I celebrated Canada Day this week, and plan to celebrate Independence Day with my American friends who have a cottage down the street from my place at the beach. (After all, two parties are better than one). The joys of fireworks, barbeques and the usual summer long weekend holiday rituals started me thinking about the value of ritual.
My friend the Sophia Damon (loosely translates as wise soul), tells me that ritual is an important part of our understanding of the world. It’s how we deal with loss and how we celebrate our successes. Every year the Sophia Damon hosts a ritual to remember women lost to violence. It is one of the most powerful and moving rituals I have ever experienced.
We use ritual in many ways in branding and in organizational life. When we “eat the red one last” we are participating in a rather meaningless ritual about Smarties. When we eat the middle of our Oreo cookie first, we are participating in a ritual. Many of these rituals serve to hold our community together or to create a sense of shared meaning. For example, when engineers graduate in Canada, they have a ring ceremony, where each engineer swears to uphold the duties and requirements of their profession. This creates a shared meaning and understanding of their obligations. Doctors have the Hippocratic oath.

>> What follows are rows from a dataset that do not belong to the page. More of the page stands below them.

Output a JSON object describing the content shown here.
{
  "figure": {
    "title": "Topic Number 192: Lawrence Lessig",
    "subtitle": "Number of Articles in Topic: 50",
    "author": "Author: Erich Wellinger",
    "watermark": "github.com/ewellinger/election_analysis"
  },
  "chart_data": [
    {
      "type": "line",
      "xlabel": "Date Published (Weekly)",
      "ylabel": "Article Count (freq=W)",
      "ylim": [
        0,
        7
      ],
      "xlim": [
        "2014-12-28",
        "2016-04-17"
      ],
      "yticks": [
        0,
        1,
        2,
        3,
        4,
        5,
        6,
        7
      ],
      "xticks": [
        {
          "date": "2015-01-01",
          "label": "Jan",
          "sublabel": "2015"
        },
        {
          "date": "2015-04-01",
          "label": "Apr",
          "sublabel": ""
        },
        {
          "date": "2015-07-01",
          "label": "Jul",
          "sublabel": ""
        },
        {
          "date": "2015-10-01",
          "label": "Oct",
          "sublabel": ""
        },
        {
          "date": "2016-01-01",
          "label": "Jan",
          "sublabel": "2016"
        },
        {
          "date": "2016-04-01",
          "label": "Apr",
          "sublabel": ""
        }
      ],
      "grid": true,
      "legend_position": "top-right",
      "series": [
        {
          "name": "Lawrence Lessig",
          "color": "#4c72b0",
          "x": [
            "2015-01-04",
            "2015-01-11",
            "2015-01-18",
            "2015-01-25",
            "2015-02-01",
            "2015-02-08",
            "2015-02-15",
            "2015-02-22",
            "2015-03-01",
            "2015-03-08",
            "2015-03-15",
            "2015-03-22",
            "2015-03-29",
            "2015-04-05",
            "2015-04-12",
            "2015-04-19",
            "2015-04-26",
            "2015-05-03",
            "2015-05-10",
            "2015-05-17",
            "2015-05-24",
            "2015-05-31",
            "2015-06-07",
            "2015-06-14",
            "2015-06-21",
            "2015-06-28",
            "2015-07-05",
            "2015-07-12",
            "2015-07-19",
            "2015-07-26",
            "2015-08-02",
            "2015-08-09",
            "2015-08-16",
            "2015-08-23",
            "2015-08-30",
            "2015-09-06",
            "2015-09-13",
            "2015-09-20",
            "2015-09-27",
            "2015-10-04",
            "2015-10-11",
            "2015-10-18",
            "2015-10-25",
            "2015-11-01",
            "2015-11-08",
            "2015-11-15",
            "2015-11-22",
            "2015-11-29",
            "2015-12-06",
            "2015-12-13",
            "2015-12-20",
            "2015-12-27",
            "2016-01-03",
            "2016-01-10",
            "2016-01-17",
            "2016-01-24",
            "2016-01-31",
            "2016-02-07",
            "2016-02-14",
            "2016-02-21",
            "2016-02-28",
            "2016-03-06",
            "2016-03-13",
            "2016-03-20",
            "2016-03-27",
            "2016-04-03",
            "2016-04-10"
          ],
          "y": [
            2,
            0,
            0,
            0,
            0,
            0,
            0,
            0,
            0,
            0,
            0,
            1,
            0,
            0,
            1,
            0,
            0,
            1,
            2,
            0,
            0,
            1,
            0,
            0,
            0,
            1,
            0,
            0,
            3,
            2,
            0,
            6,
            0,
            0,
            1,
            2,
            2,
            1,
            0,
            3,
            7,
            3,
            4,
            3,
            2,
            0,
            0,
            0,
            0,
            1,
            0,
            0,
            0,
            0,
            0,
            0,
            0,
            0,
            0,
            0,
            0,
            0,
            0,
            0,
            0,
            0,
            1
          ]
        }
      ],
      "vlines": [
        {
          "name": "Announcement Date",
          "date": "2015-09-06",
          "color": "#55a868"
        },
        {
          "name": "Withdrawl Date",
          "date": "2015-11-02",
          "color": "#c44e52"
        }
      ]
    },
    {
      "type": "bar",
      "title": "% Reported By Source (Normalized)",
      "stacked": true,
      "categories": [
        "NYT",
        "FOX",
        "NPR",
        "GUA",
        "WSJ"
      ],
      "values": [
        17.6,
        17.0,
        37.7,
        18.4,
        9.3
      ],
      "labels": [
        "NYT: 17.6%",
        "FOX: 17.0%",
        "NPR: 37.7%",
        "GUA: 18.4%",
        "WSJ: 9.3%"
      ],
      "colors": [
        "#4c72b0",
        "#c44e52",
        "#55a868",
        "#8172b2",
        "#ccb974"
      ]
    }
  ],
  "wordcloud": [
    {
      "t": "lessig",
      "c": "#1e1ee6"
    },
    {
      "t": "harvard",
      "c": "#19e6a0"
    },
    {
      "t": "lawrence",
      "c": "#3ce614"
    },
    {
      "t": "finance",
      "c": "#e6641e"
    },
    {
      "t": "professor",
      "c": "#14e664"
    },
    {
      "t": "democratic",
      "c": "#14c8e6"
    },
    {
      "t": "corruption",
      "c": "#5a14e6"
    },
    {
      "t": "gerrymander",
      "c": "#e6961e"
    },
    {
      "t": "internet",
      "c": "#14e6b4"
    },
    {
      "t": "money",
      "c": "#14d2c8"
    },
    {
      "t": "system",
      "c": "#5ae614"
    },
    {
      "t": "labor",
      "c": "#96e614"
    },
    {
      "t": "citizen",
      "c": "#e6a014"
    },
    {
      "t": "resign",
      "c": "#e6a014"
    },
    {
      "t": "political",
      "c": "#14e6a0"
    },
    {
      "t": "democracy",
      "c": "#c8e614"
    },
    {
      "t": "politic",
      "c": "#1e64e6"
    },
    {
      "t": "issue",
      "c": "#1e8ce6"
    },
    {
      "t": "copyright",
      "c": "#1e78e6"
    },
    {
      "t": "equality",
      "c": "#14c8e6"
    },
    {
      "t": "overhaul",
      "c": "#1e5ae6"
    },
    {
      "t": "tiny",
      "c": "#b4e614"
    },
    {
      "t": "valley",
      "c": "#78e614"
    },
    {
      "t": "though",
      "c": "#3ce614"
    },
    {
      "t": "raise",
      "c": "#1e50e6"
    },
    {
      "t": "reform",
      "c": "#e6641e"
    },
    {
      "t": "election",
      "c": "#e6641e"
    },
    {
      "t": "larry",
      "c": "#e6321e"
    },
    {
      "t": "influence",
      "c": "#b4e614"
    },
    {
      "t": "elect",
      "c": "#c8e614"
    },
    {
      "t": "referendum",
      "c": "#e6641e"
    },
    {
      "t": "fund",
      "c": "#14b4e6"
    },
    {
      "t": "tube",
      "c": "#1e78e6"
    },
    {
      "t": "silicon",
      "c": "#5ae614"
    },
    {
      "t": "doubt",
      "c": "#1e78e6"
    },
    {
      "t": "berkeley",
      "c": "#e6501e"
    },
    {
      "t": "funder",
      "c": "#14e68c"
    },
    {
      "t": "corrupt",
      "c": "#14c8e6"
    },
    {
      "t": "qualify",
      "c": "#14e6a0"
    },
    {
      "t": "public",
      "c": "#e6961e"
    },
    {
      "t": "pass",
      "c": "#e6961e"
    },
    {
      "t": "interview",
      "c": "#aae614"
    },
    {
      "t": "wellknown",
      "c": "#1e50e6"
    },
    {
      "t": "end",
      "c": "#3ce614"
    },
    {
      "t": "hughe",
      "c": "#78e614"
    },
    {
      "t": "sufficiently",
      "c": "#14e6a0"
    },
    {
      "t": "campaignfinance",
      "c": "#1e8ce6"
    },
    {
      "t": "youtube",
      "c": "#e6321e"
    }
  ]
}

Ritual is a powerful tool that reinforces shared values and meaning. For me, the Canada Day ritual reinforces the importance of shared political and social values. It also reinforces the value of community, as I walked down to the beach to see the fireworks with my friends and neighbours over Lake Huron. In spite of all of our challenges as a country, and the frailty of what we have built, I still know that I am thankful that I have received all of the blessings of living in Canada.